Personal information
- Date of birth: 20 September 1991 (age 34)
- Place of birth: Geffen, Netherlands
- Height: 1.91 m (6 ft 3 in)
- Position: Goalkeeper

Youth career
- Nooit Gedacht
- 2001–2005: Den Bosch
- 2005–2009: HVCH

Senior career*
- Years: Team / Apps / (Gls)
- 2009–2013: HVCH
- 2013–2016: DESO
- 2016–2020: Den Bosch / 17 / (0)
- 2020–2021: TEC / 3 / (0)

= Nick Leijten =

Dutch footballer

Nick Leijten (born 20 September 1991) is a Dutch former footballer who played as a goalkeeper.

==Club career==
In 2016, Leijten moved from DESO from Oss to second-tier Eerste Divisie club FC Den Bosch, where he signed a contract until 30 June 2017, with an option to extend until 2019. He made his professional debut in the Den Bosch on 23 September 2016 in a game against FC Emmen.
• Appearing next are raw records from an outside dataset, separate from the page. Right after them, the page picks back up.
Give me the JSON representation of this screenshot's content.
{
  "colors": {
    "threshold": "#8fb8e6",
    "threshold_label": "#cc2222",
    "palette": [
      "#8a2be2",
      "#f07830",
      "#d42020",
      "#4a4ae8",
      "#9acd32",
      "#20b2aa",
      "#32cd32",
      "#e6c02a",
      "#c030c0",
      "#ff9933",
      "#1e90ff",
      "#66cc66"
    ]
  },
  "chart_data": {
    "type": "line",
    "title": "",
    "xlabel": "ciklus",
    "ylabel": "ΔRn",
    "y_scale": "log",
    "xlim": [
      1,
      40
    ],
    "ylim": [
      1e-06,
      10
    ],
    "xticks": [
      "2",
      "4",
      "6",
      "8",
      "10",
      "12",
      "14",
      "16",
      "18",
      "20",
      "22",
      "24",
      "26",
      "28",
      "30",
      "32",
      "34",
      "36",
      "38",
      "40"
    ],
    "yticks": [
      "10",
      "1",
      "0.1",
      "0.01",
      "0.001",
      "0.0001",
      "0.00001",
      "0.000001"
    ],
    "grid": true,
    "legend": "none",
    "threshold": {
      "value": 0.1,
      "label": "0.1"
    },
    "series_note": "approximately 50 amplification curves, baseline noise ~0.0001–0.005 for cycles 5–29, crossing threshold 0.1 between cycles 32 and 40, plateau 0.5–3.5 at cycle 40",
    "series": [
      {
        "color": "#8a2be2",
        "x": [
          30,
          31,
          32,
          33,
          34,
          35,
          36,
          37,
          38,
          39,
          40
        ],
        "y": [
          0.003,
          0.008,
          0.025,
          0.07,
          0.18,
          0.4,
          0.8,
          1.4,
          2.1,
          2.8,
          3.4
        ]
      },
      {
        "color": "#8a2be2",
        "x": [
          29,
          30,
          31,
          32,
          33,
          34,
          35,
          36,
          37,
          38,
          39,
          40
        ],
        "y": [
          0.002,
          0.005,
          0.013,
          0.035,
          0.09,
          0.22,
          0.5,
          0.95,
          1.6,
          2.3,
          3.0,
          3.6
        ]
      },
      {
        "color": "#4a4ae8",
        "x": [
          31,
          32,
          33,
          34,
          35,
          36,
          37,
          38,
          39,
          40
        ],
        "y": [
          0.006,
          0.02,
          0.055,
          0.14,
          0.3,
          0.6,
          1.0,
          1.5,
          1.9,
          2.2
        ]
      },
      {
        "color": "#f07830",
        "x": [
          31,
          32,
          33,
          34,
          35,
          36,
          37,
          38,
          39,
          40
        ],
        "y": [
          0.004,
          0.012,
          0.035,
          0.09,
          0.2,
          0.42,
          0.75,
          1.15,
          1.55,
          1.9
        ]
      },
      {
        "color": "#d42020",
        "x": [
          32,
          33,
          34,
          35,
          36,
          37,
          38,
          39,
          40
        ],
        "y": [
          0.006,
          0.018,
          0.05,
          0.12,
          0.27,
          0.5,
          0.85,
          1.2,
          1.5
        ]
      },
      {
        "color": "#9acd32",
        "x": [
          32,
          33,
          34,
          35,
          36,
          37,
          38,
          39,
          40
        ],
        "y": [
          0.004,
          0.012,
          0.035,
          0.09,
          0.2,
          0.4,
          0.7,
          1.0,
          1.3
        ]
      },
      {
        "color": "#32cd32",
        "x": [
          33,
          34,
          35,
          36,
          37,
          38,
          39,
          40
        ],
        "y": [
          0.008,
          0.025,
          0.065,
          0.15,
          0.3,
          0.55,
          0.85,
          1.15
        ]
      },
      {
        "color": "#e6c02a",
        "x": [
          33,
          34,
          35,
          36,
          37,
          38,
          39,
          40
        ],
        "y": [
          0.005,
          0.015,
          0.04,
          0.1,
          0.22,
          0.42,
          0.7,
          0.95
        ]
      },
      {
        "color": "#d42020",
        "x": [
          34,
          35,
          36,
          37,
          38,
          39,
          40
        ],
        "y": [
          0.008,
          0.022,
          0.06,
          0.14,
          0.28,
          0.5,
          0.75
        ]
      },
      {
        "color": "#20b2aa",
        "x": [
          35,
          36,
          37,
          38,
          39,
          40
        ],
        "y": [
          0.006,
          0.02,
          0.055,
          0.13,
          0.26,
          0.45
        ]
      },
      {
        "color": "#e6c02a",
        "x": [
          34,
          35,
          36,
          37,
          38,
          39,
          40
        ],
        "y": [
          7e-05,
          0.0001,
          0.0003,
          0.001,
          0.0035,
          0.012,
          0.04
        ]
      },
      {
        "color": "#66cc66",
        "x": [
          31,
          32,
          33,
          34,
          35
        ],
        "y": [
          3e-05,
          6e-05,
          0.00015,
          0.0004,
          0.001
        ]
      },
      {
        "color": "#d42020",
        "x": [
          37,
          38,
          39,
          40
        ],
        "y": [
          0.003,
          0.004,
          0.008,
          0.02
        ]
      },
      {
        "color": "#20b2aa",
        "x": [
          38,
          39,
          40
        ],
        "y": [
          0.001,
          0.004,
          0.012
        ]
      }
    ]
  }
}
In this match he replaced Kees Heemskerk after 8 minutes with a head injury. Den Bosch triggered the option in Leijten's contract on 31 March 2017 and secured his services until mid-2019.

In mid-2020 he moved to TEC in the Tweede Divisie. Leijten retired from football in January 2021 to focus on his family and his work as a plasterer.